29 November 2006

Why Blother?

Or is it why blogther? Or, for those who prefer correct spelling, why bother? In any case, it is a good question. Why should I invest considerable amounts of time and energy engaged in a project of this nature, let alone keep a public record of it? The reasons are numerous, but we all agree that doing so is a good sign for me. We, of course, being Me, Myself, I and a miscellany of mental health types. Heck, even the Mrs. supports the project, as long as it doesn't keep me up at the keyboard all night long or when she wants to check her email. Sure, the money generated is a nice feature, given my ongoing lack of employment (and bigger lack of prospects). But it is not really about the money. It is more about the purpose.
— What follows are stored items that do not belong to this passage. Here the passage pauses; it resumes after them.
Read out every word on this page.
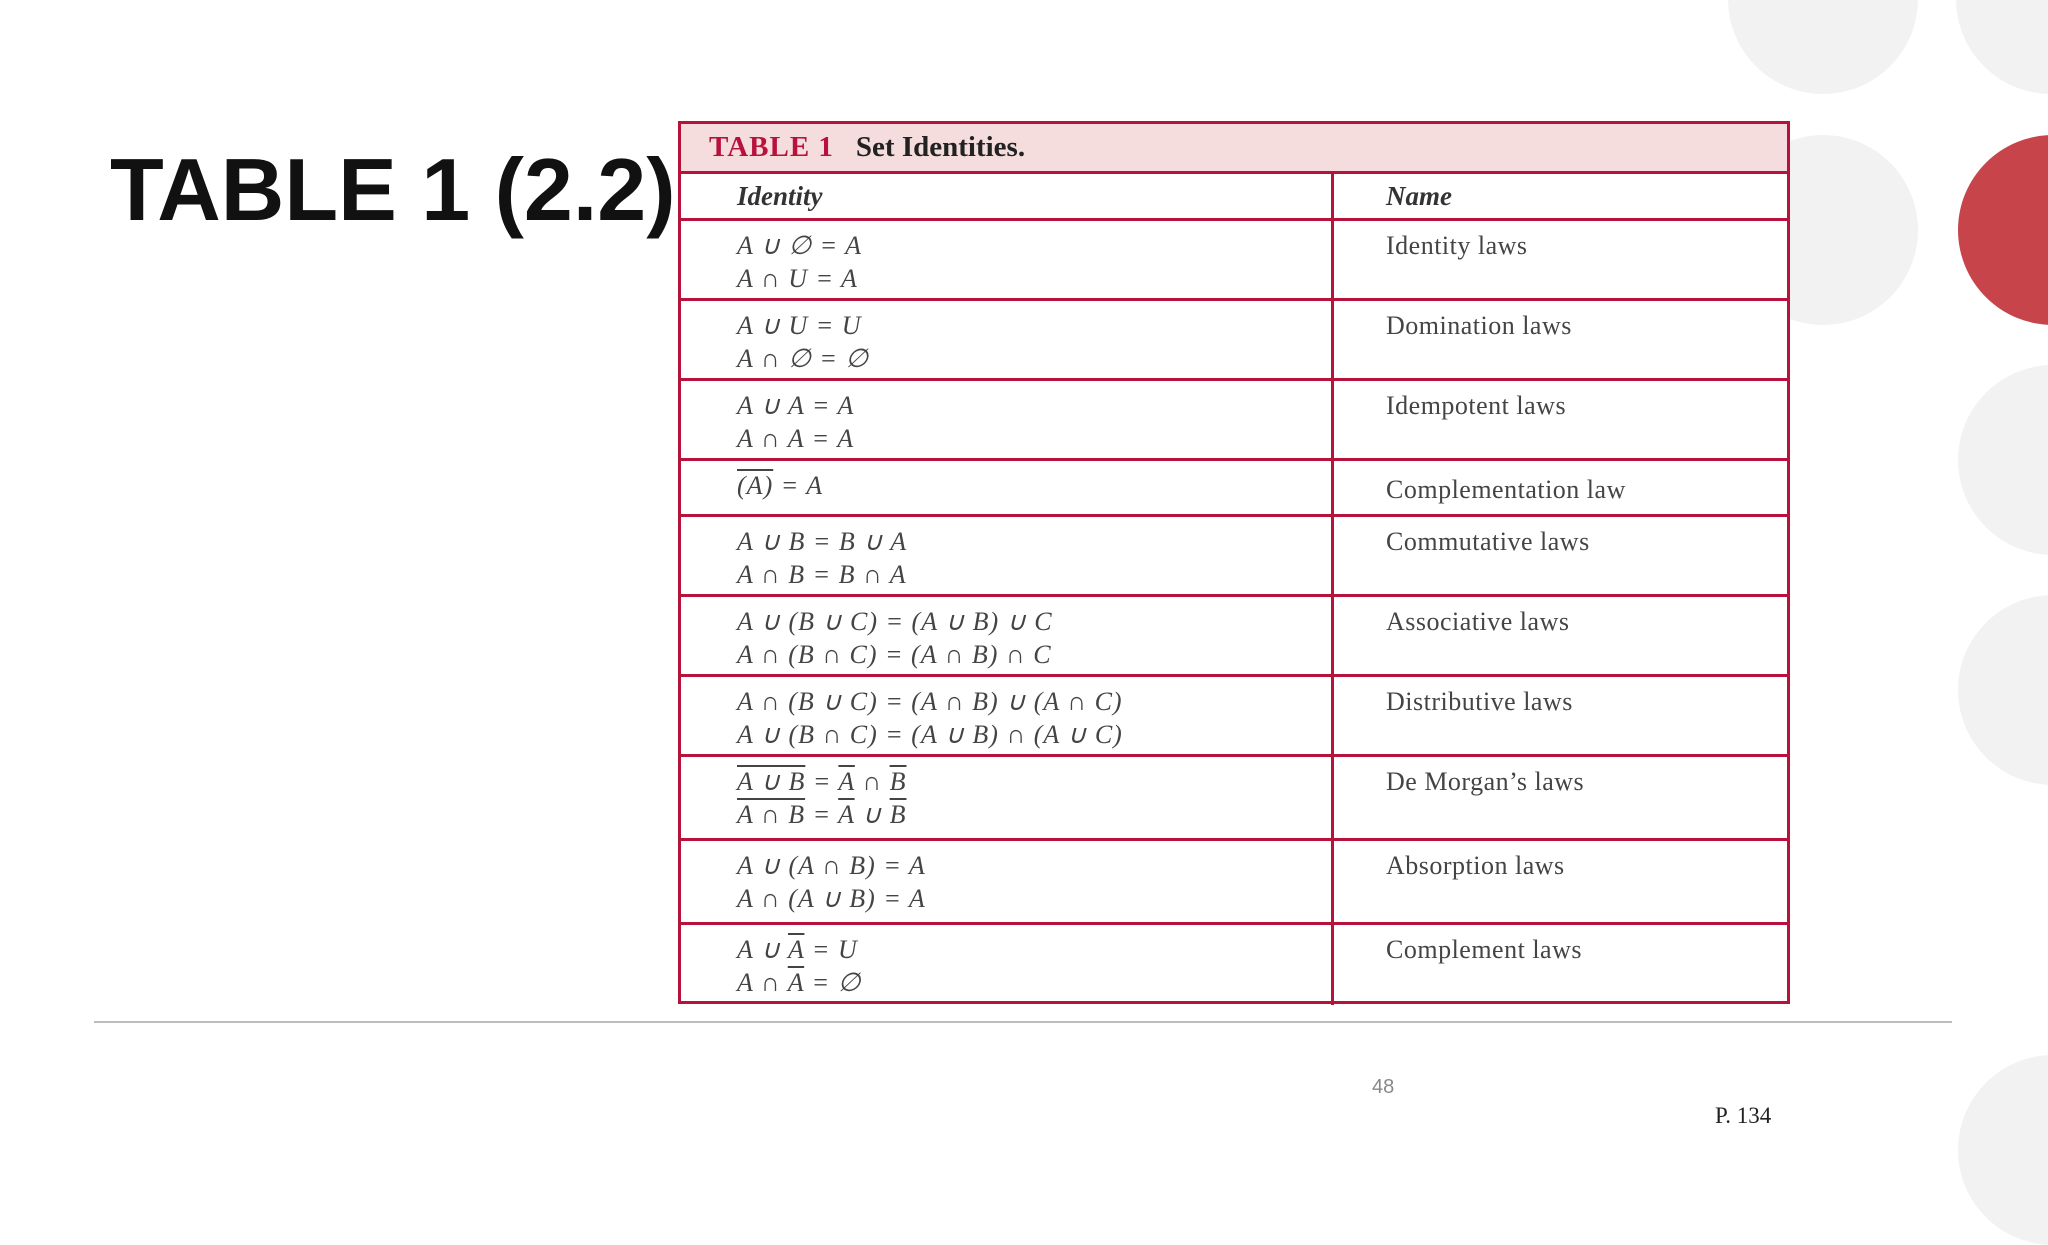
TABLE 1 (2.2) TABLE 1 Set Identities.
Identity	Name
A ∪ ∅ = A
A ∩ U = A
Identity laws
A ∪ U = U
A ∩ ∅ = ∅
Domination laws
A ∪ A = A
A ∩ A = A
Idempotent laws
(A) = A	Complementation law
A ∪ B = B ∪ A
A ∩ B = B ∩ A
Commutative laws
A ∪ (B ∪ C) = (A ∪ B) ∪ C
A ∩ (B ∩ C) = (A ∩ B) ∩ C
Associative laws
A ∩ (B ∪ C) = (A ∩ B) ∪ (A ∩ C)
A ∪ (B ∩ C) = (A ∪ B) ∩ (A ∪ C)
Distributive laws
A ∪ $B = \overline{A}$ ∩ $\overline{B}$
A ∩ $B = \overline{A}$ ∪ $\overline{B}$
De Morgan’s laws
A ∪ (A ∩ B) = A
A ∩ (A ∪ B) = A
Absorption laws
A ∪ $\overline{A} = U$
A ∩ $\overline{A}$ = ∅
Complement laws
48
P. 134
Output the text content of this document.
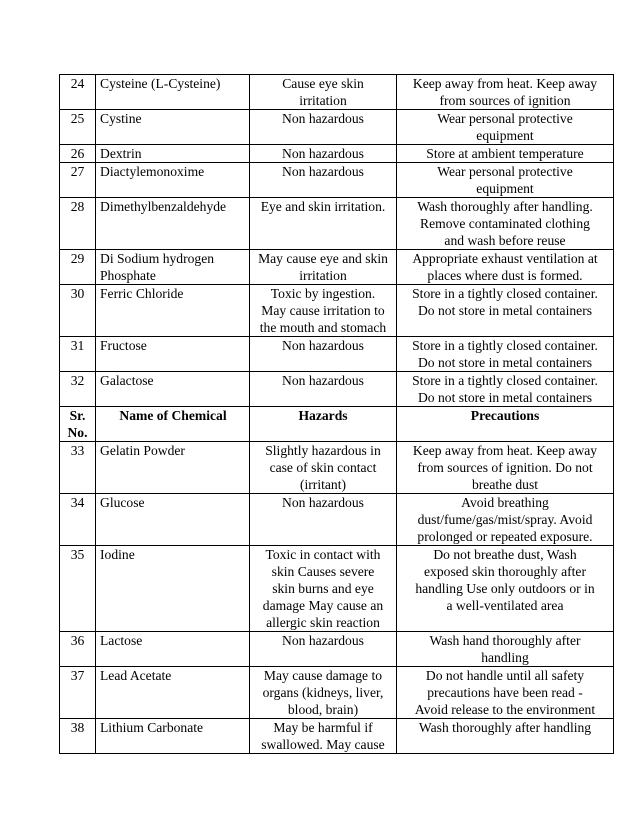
24	Cysteine (L-Cysteine)	Cause eye skin
irritation	Keep away from heat. Keep away
from sources of ignition

25	Cystine	Non hazardous	Wear personal protective
equipment

26	Dextrin	Non hazardous	Store at ambient temperature

27	Diactylemonoxime	Non hazardous	Wear personal protective
equipment

28	Dimethylbenzaldehyde	Eye and skin irritation.	Wash thoroughly after handling.
Remove contaminated clothing
and wash before reuse

29	Di Sodium hydrogen
Phosphate	May cause eye and skin
irritation	Appropriate exhaust ventilation at
places where dust is formed.

30	Ferric Chloride	Toxic by ingestion.
May cause irritation to
the mouth and stomach	Store in a tightly closed container.
Do not store in metal containers

31	Fructose	Non hazardous	Store in a tightly closed container.
Do not store in metal containers

32	Galactose	Non hazardous	Store in a tightly closed container.
Do not store in metal containers

Sr.
No.	Name of Chemical	Hazards	Precautions
33	Gelatin Powder	Slightly hazardous in
case of skin contact
(irritant)	Keep away from heat. Keep away
from sources of ignition. Do not
breathe dust

34	Glucose	Non hazardous	Avoid breathing
dust/fume/gas/mist/spray. Avoid
prolonged or repeated exposure.

35	Iodine	Toxic in contact with
skin Causes severe
skin burns and eye
damage May cause an
allergic skin reaction	Do not breathe dust, Wash
exposed skin thoroughly after
handling Use only outdoors or in
a well-ventilated area

36	Lactose	Non hazardous	Wash hand thoroughly after
handling

37	Lead Acetate	May cause damage to
organs (kidneys, liver,
blood, brain)	Do not handle until all safety
precautions have been read -
Avoid release to the environment

38	Lithium Carbonate	May be harmful if
swallowed. May cause	Wash thoroughly after handling
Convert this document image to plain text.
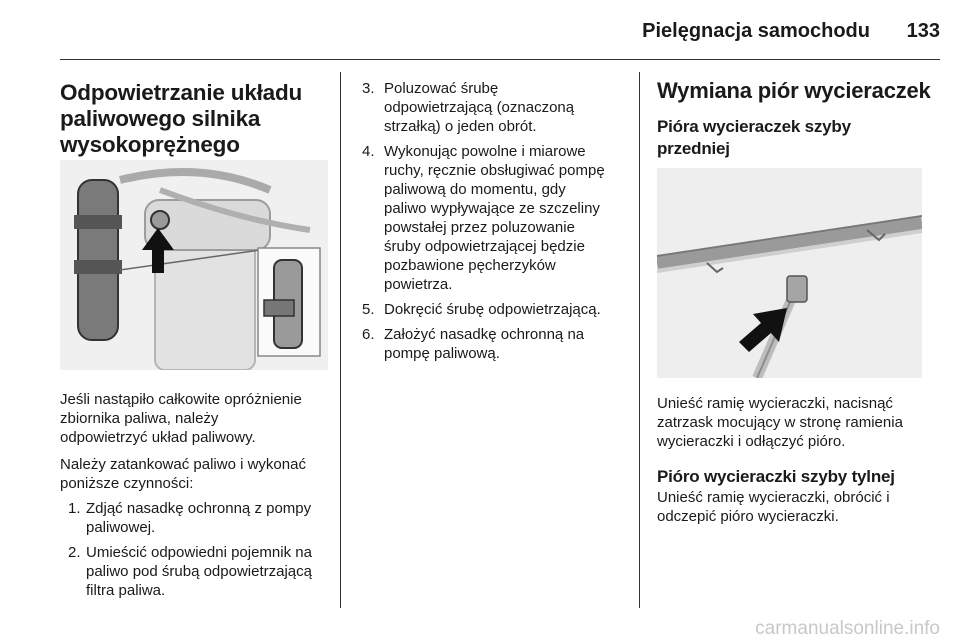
Pielęgnacja samochodu	133
Odpowietrzanie układu
paliwowego silnika
wysokoprężnego

Jeśli nastąpiło całkowite opróżnienie
zbiornika paliwa, należy
odpowietrzyć układ paliwowy.

Należy zatankować paliwo i wykonać
poniższe czynności:

1. Zdjąć nasadkę ochronną z pompy
paliwowej.
2. Umieścić odpowiedni pojemnik na
paliwo pod śrubą odpowietrzającą
filtra paliwa.
3. Poluzować śrubę
odpowietrzającą (oznaczoną
strzałką) o jeden obrót.
4. Wykonując powolne i miarowe
ruchy, ręcznie obsługiwać pompę
paliwową do momentu, gdy
paliwo wypływające ze szczeliny
powstałej przez poluzowanie
śruby odpowietrzającej będzie
pozbawione pęcherzyków
powietrza.
5. Dokręcić śrubę odpowietrzającą.
6. Założyć nasadkę ochronną na
pompę paliwową.
Wymiana piór wycieraczek
Pióra wycieraczek szyby
przedniej

Unieść ramię wycieraczki, nacisnąć
zatrzask mocujący w stronę ramienia
wycieraczki i odłączyć pióro.

Pióro wycieraczki szyby tylnej

Unieść ramię wycieraczki, obrócić i
odczepić pióro wycieraczki.

carmanualsonline.info
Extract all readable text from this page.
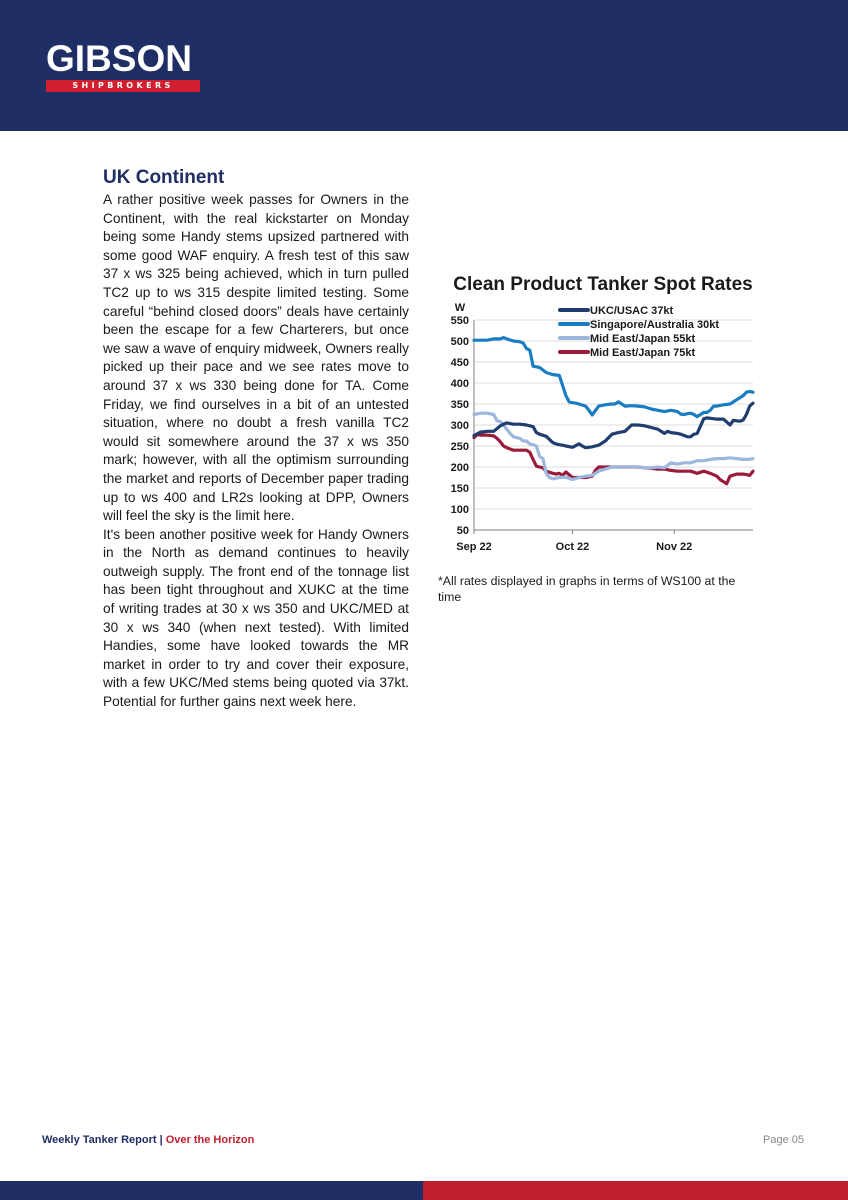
GIBSON
SHIPBROKERS
UK Continent

A rather positive week passes for Owners in the Continent, with the real kickstarter on Monday being some Handy stems upsized partnered with some good WAF enquiry. A fresh test of this saw 37 x ws 325 being achieved, which in turn pulled TC2 up to ws 315 despite limited testing. Some careful “behind closed doors” deals have certainly been the escape for a few Charterers, but once we saw a wave of enquiry midweek, Owners really picked up their pace and we see rates move to around 37 x ws 330 being done for TA. Come Friday, we find ourselves in a bit of an untested situation, where no doubt a fresh vanilla TC2 would sit somewhere around the 37 x ws 350 mark; however, with all the optimism surrounding the market and reports of December paper trading up to ws 400 and LR2s looking at DPP, Owners will feel the sky is the limit here.

It's been another positive week for Handy Owners in the North as demand continues to heavily outweigh supply. The front end of the tonnage list has been tight throughout and XUKC at the time of writing trades at 30 x ws 350 and UKC/MED at 30 x ws 340 (when next tested). With limited Handies, some have looked towards the MR market in order to try and cover their exposure, with a few UKC/Med stems being quoted via 37kt. Potential for further gains next week here.

Clean Product Tanker Spot Rates
50
100
150
200
250
300
350
400
450
500
550
W
Sep 22	Oct 22	Nov 22
UKC/USAC 37kt
Singapore/Australia 30kt
Mid East/Japan 55kt
Mid East/Japan 75kt
*All rates displayed in graphs in terms of WS100 at the time
Weekly Tanker Report | Over the Horizon	Page 05
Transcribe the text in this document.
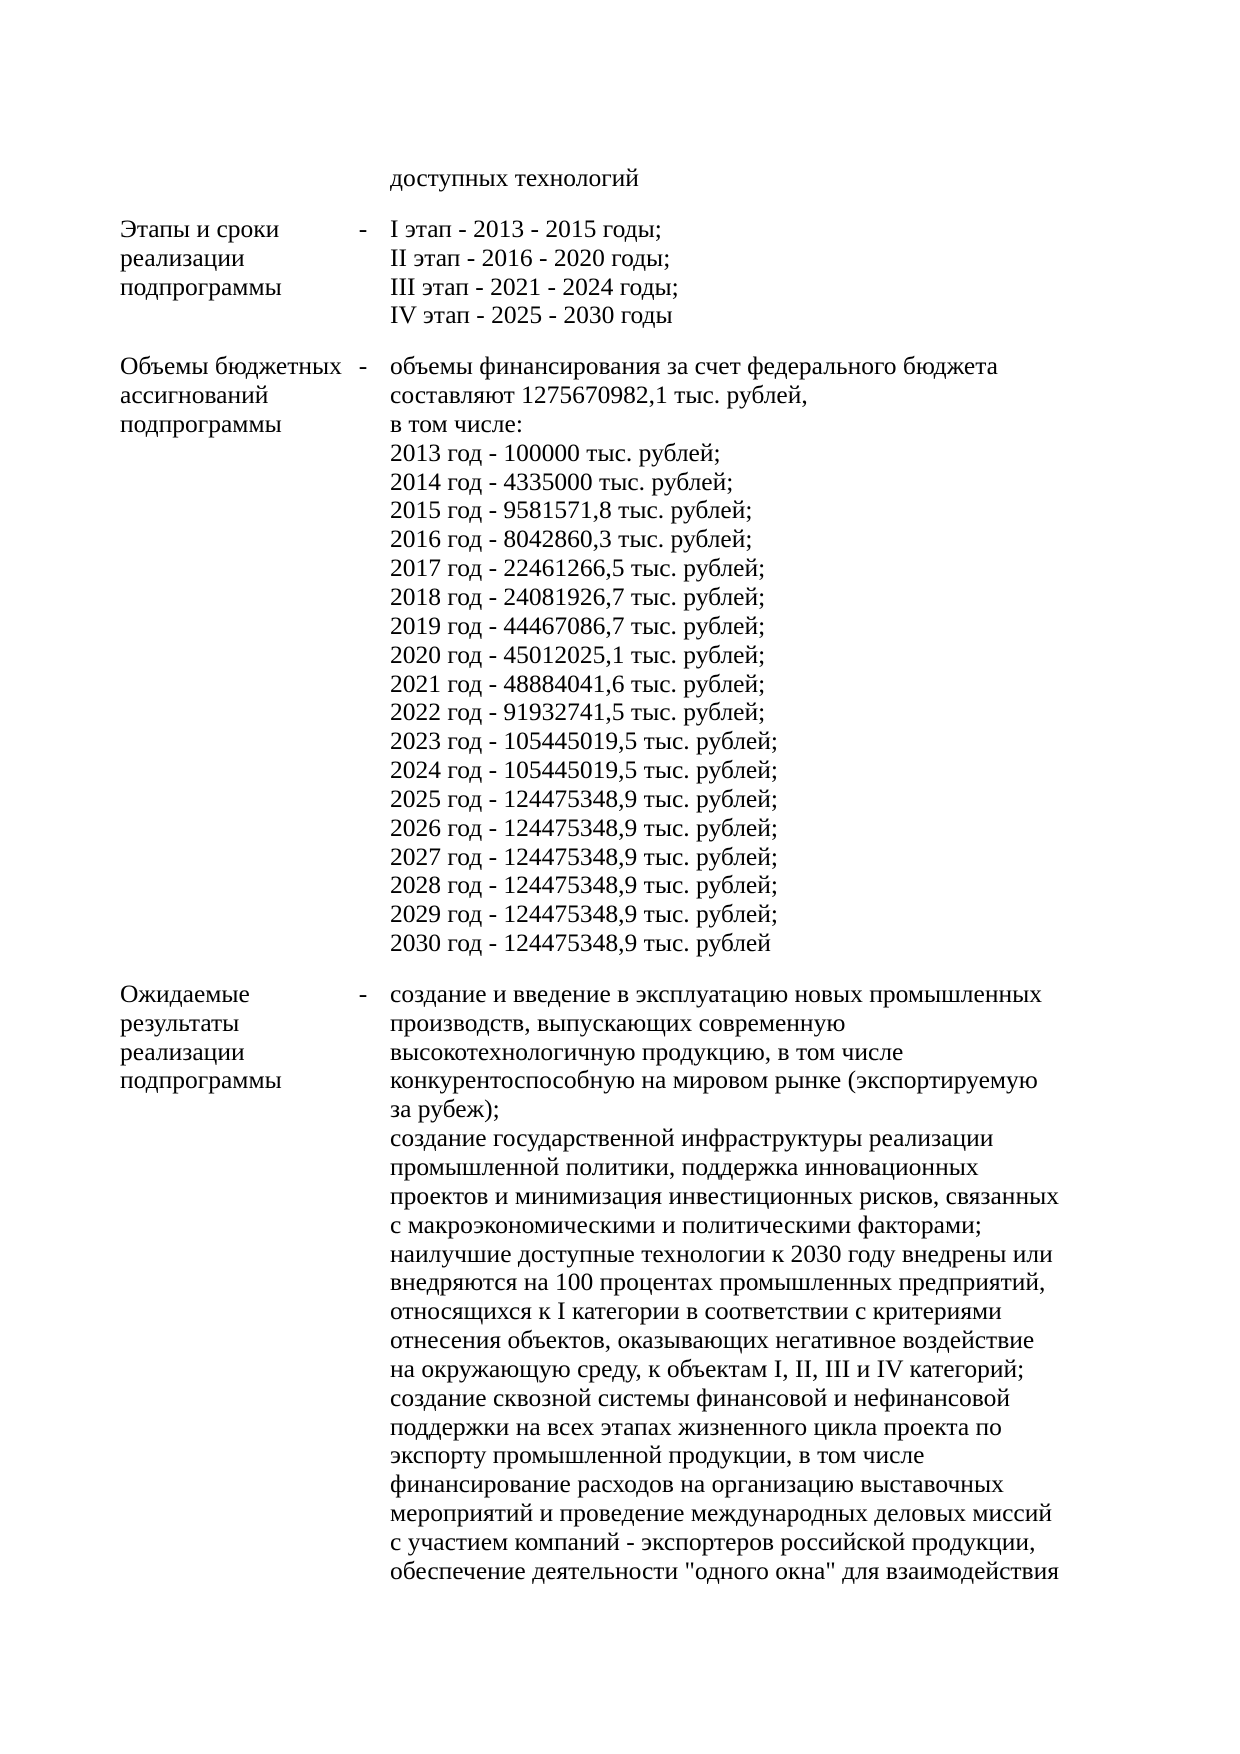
доступных технологий
Этапы и сроки
реализации
подпрограммы
- I этап - 2013 - 2015 годы;
II этап - 2016 - 2020 годы;
III этап - 2021 - 2024 годы;
IV этап - 2025 - 2030 годы
Объемы бюджетных
ассигнований
подпрограммы
- объемы финансирования за счет федерального бюджета
составляют 1275670982,1 тыс. рублей,
в том числе:
2013 год - 100000 тыс. рублей;
2014 год - 4335000 тыс. рублей;
2015 год - 9581571,8 тыс. рублей;
2016 год - 8042860,3 тыс. рублей;
2017 год - 22461266,5 тыс. рублей;
2018 год - 24081926,7 тыс. рублей;
2019 год - 44467086,7 тыс. рублей;
2020 год - 45012025,1 тыс. рублей;
2021 год - 48884041,6 тыс. рублей;
2022 год - 91932741,5 тыс. рублей;
2023 год - 105445019,5 тыс. рублей;
2024 год - 105445019,5 тыс. рублей;
2025 год - 124475348,9 тыс. рублей;
2026 год - 124475348,9 тыс. рублей;
2027 год - 124475348,9 тыс. рублей;
2028 год - 124475348,9 тыс. рублей;
2029 год - 124475348,9 тыс. рублей;
2030 год - 124475348,9 тыс. рублей
Ожидаемые
результаты
реализации
подпрограммы
- создание и введение в эксплуатацию новых промышленных
производств, выпускающих современную
высокотехнологичную продукцию, в том числе
конкурентоспособную на мировом рынке (экспортируемую
за рубеж);
создание государственной инфраструктуры реализации
промышленной политики, поддержка инновационных
проектов и минимизация инвестиционных рисков, связанных
с макроэкономическими и политическими факторами;
наилучшие доступные технологии к 2030 году внедрены или
внедряются на 100 процентах промышленных предприятий,
относящихся к I категории в соответствии с критериями
отнесения объектов, оказывающих негативное воздействие
на окружающую среду, к объектам I, II, III и IV категорий;
создание сквозной системы финансовой и нефинансовой
поддержки на всех этапах жизненного цикла проекта по
экспорту промышленной продукции, в том числе
финансирование расходов на организацию выставочных
мероприятий и проведение международных деловых миссий
с участием компаний - экспортеров российской продукции,
обеспечение деятельности "одного окна" для взаимодействия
Without going into a great amount of detail, we (see list above) have come to the conclusion that I have been depressed for the greater share of my life, some of that time severely so. I was given the benefit of a dysfunctional, near pathological, childhood to build a foundation for my adulthood, and managed to create enough of a mess during my early adult years, and been given my share of challenges, to depress a small town's worth of people. More than one professional has told me that it is amazing that I have functioned, and survived, this long. Nature versus nurture versus divine intervention, I say. Nor am I complaining, to be honest. I mean, I am following through on a plan, I am doing something positive, I am disclosing...

OMG, I've become an emo!

OK, condensed version: 1RAT is a decent therapy for me. Might even make enough via eBay™ to pay the co-pay for my other therapy.